Graphene single electron transistor as a spin sensor for magnetic adsorbates

TL;DR

This paper investigates how the spin state of magnetic adsorbates affects the electronic transport in a graphene quantum dot, proposing it as an effective spin sensor for magnetic centers.

Contribution

It introduces a detailed model of electron transport in graphene quantum dots with magnetic adsorbates, highlighting their potential as sensitive spin detection devices.

Findings

Graphene dots can detect the spin state of magnetic adsorbates.

Transport mechanisms include tuning addition energy, tunneling rate, and magnetoresistive effects.

Graphene is optimal for sensing small numbers of magnetic centers.

Abstract

We study single electron transport through a graphene quantum dot with magnetic adsorbates. We focus on the relation between the spin order of the adsorbates and the linear conductance of the device. The electronic structure of the graphene dot with magnetic adsorbates is modeled through numerical diagonalization of a tight-binding model with an exchange potential.
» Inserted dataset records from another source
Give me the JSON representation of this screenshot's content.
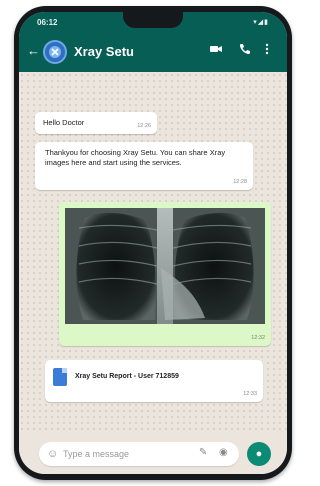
{
  "status": {
    "time": "06:12",
    "icons": "▾◢▮"
  },
  "header": {
    "back": "←",
    "title": "Xray Setu",
    "icons": {
      "video": "video-icon",
      "call": "phone-icon",
      "menu": "more-vertical-icon"
    }
  },
  "messages": [
    {
      "text": "Hello Doctor",
      "time": "12:26"
    },
    {
      "text": "Thankyou for choosing Xray Setu. You can share Xray images here and start using the services.",
      "time": "12:28"
    },
    {
      "type": "image",
      "time": "12:32"
    },
    {
      "type": "document",
      "text": "Xray Setu Report - User 712859",
      "time": "12:33"
    }
  ],
  "input": {
    "placeholder": "Type a message"
  },
  "colors": {
    "header": "#075e54",
    "outgoing": "#dcf8c6",
    "mic": "#0b8a74"
  }
}
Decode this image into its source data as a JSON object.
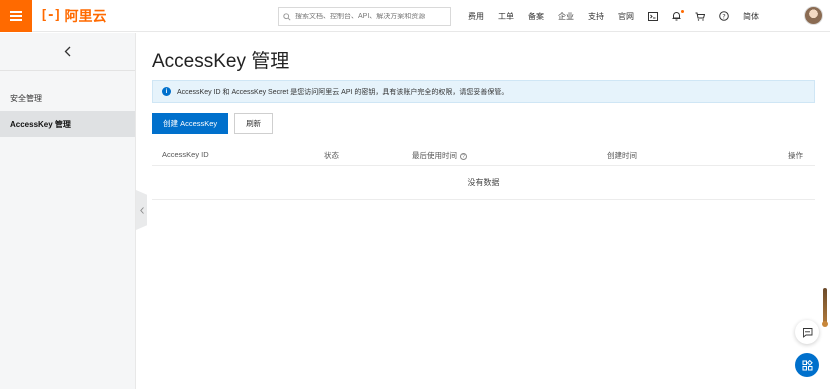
{
  "brand": {
    "logo_text": "阿里云",
    "accent": "#ff6a00",
    "primary": "#0070cc"
  },
  "search": {
    "placeholder": "搜索文档、控制台、API、解决方案和资源"
  },
  "topnav": {
    "links": [
      "费用",
      "工单",
      "备案",
      "企业",
      "支持",
      "官网"
    ],
    "icons": [
      "terminal-icon",
      "bell-icon",
      "cart-icon",
      "help-icon"
    ],
    "language": "简体"
  },
  "sidebar": {
    "items": [
      {
        "label": "安全管理",
        "active": false
      },
      {
        "label": "AccessKey 管理",
        "active": true
      }
    ]
  },
  "main": {
    "title": "AccessKey 管理",
    "notice": "AccessKey ID 和 AccessKey Secret 是您访问阿里云 API 的密钥，具有该账户完全的权限，请您妥善保管。",
    "create_button": "创建 AccessKey",
    "refresh_button": "刷新",
    "table": {
      "columns": [
        "AccessKey ID",
        "状态",
        "最后使用时间",
        "创建时间",
        "操作"
      ],
      "empty_text": "没有数据"
    }
  }
}
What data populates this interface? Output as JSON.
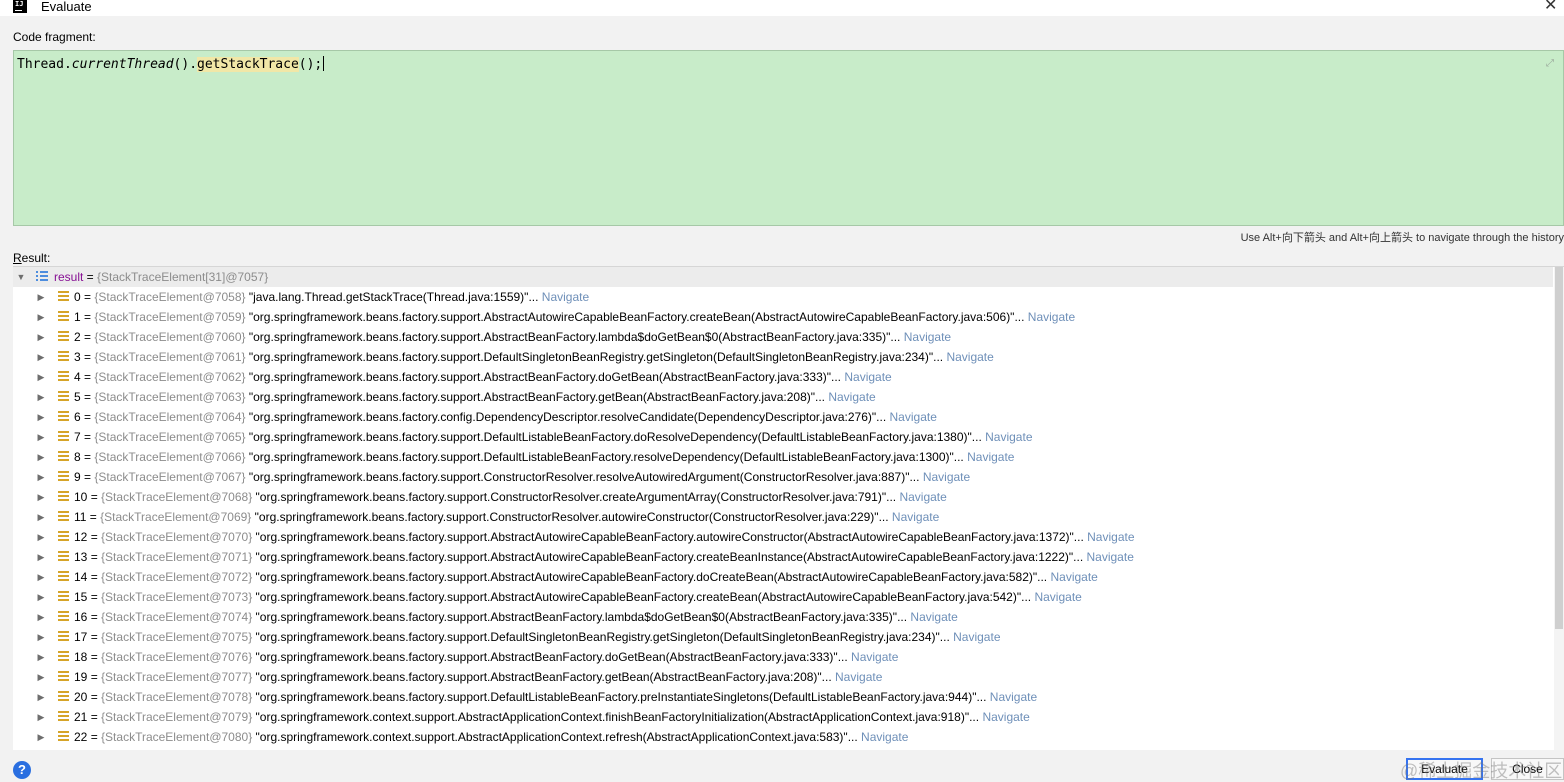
{
  "window": {
    "title": "Evaluate",
    "app_icon_text": "IJ",
    "close_glyph": "✕"
  },
  "fragment": {
    "label": "Code fragment:",
    "code_prefix": "Thread.",
    "code_italic": "currentThread",
    "code_mid": "().",
    "code_highlight": "getStackTrace",
    "code_suffix": "();"
  },
  "history_hint": "Use Alt+向下箭头 and Alt+向上箭头 to navigate through the history",
  "result": {
    "label_first": "R",
    "label_rest": "esult:",
    "root": {
      "name": "result",
      "eq": " = ",
      "type": "{StackTraceElement[31]@7057}"
    },
    "navigate_label": "Navigate",
    "rows": [
      {
        "index": "0",
        "type": "{StackTraceElement@7058}",
        "value": "\"java.lang.Thread.getStackTrace(Thread.java:1559)\""
      },
      {
        "index": "1",
        "type": "{StackTraceElement@7059}",
        "value": "\"org.springframework.beans.factory.support.AbstractAutowireCapableBeanFactory.createBean(AbstractAutowireCapableBeanFactory.java:506)\""
      },
      {
        "index": "2",
        "type": "{StackTraceElement@7060}",
        "value": "\"org.springframework.beans.factory.support.AbstractBeanFactory.lambda$doGetBean$0(AbstractBeanFactory.java:335)\""
      },
      {
        "index": "3",
        "type": "{StackTraceElement@7061}",
        "value": "\"org.springframework.beans.factory.support.DefaultSingletonBeanRegistry.getSingleton(DefaultSingletonBeanRegistry.java:234)\""
      },
      {
        "index": "4",
        "type": "{StackTraceElement@7062}",
        "value": "\"org.springframework.beans.factory.support.AbstractBeanFactory.doGetBean(AbstractBeanFactory.java:333)\""
      },
      {
        "index": "5",
        "type": "{StackTraceElement@7063}",
        "value": "\"org.springframework.beans.factory.support.AbstractBeanFactory.getBean(AbstractBeanFactory.java:208)\""
      },
      {
        "index": "6",
        "type": "{StackTraceElement@7064}",
        "value": "\"org.springframework.beans.factory.config.DependencyDescriptor.resolveCandidate(DependencyDescriptor.java:276)\""
      },
      {
        "index": "7",
        "type": "{StackTraceElement@7065}",
        "value": "\"org.springframework.beans.factory.support.DefaultListableBeanFactory.doResolveDependency(DefaultListableBeanFactory.java:1380)\""
      },
      {
        "index": "8",
        "type": "{StackTraceElement@7066}",
        "value": "\"org.springframework.beans.factory.support.DefaultListableBeanFactory.resolveDependency(DefaultListableBeanFactory.java:1300)\""
      },
      {
        "index": "9",
        "type": "{StackTraceElement@7067}",
        "value": "\"org.springframework.beans.factory.support.ConstructorResolver.resolveAutowiredArgument(ConstructorResolver.java:887)\""
      },
      {
        "index": "10",
        "type": "{StackTraceElement@7068}",
        "value": "\"org.springframework.beans.factory.support.ConstructorResolver.createArgumentArray(ConstructorResolver.java:791)\""
      },
      {
        "index": "11",
        "type": "{StackTraceElement@7069}",
        "value": "\"org.springframework.beans.factory.support.ConstructorResolver.autowireConstructor(ConstructorResolver.java:229)\""
      },
      {
        "index": "12",
        "type": "{StackTraceElement@7070}",
        "value": "\"org.springframework.beans.factory.support.AbstractAutowireCapableBeanFactory.autowireConstructor(AbstractAutowireCapableBeanFactory.java:1372)\""
      },
      {
        "index": "13",
        "type": "{StackTraceElement@7071}",
        "value": "\"org.springframework.beans.factory.support.AbstractAutowireCapableBeanFactory.createBeanInstance(AbstractAutowireCapableBeanFactory.java:1222)\""
      },
      {
        "index": "14",
        "type": "{StackTraceElement@7072}",
        "value": "\"org.springframework.beans.factory.support.AbstractAutowireCapableBeanFactory.doCreateBean(AbstractAutowireCapableBeanFactory.java:582)\""
      },
      {
        "index": "15",
        "type": "{StackTraceElement@7073}",
        "value": "\"org.springframework.beans.factory.support.AbstractAutowireCapableBeanFactory.createBean(AbstractAutowireCapableBeanFactory.java:542)\""
      },
      {
        "index": "16",
        "type": "{StackTraceElement@7074}",
        "value": "\"org.springframework.beans.factory.support.AbstractBeanFactory.lambda$doGetBean$0(AbstractBeanFactory.java:335)\""
      },
      {
        "index": "17",
        "type": "{StackTraceElement@7075}",
        "value": "\"org.springframework.beans.factory.support.DefaultSingletonBeanRegistry.getSingleton(DefaultSingletonBeanRegistry.java:234)\""
      },
      {
        "index": "18",
        "type": "{StackTraceElement@7076}",
        "value": "\"org.springframework.beans.factory.support.AbstractBeanFactory.doGetBean(AbstractBeanFactory.java:333)\""
      },
      {
        "index": "19",
        "type": "{StackTraceElement@7077}",
        "value": "\"org.springframework.beans.factory.support.AbstractBeanFactory.getBean(AbstractBeanFactory.java:208)\""
      },
      {
        "index": "20",
        "type": "{StackTraceElement@7078}",
        "value": "\"org.springframework.beans.factory.support.DefaultListableBeanFactory.preInstantiateSingletons(DefaultListableBeanFactory.java:944)\""
      },
      {
        "index": "21",
        "type": "{StackTraceElement@7079}",
        "value": "\"org.springframework.context.support.AbstractApplicationContext.finishBeanFactoryInitialization(AbstractApplicationContext.java:918)\""
      },
      {
        "index": "22",
        "type": "{StackTraceElement@7080}",
        "value": "\"org.springframework.context.support.AbstractApplicationContext.refresh(AbstractApplicationContext.java:583)\""
      }
    ]
  },
  "footer": {
    "help_label": "?",
    "evaluate_label": "Evaluate",
    "close_label": "Close",
    "watermark": "@稀土掘金技术社区"
  },
  "colors": {
    "editor_bg": "#c8ecc9",
    "highlight": "#f1e7a7",
    "var_name": "#871094",
    "type_info": "#8c8c8c",
    "navigate_link": "#6e8fb8",
    "focused_button_border": "#3573f0"
  },
  "icons": {
    "expand_arrow": "chevron-right-icon",
    "root_arrow": "chevron-down-icon",
    "root_icon": "array-list-icon",
    "field_icon": "field-lines-icon",
    "editor_expand": "expand-diagonal-icon"
  }
}
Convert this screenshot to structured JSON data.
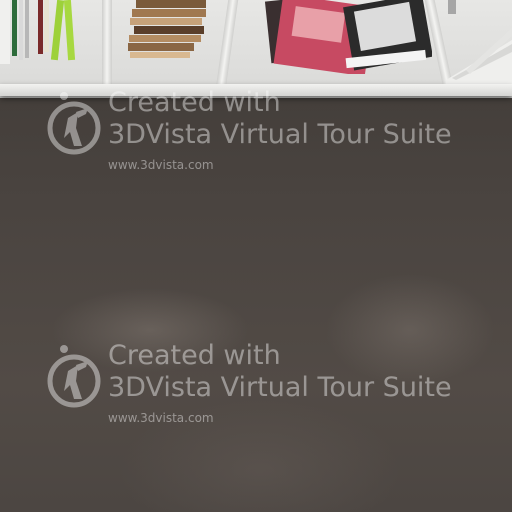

We consider several mechanisms by which the adsorbate magnetic state can influence transport in a single electron transistor: by tuning the addition energy, by changing the tunneling rate and, in the case of spin polarized electrodes, through magnetoresistive effects. Whereas the first mechanism is always present, the others require that the electrode has either an energy or spin dependent density of states. We find that graphene dots are optimal systems to detect the spin state of a few magnetic centers.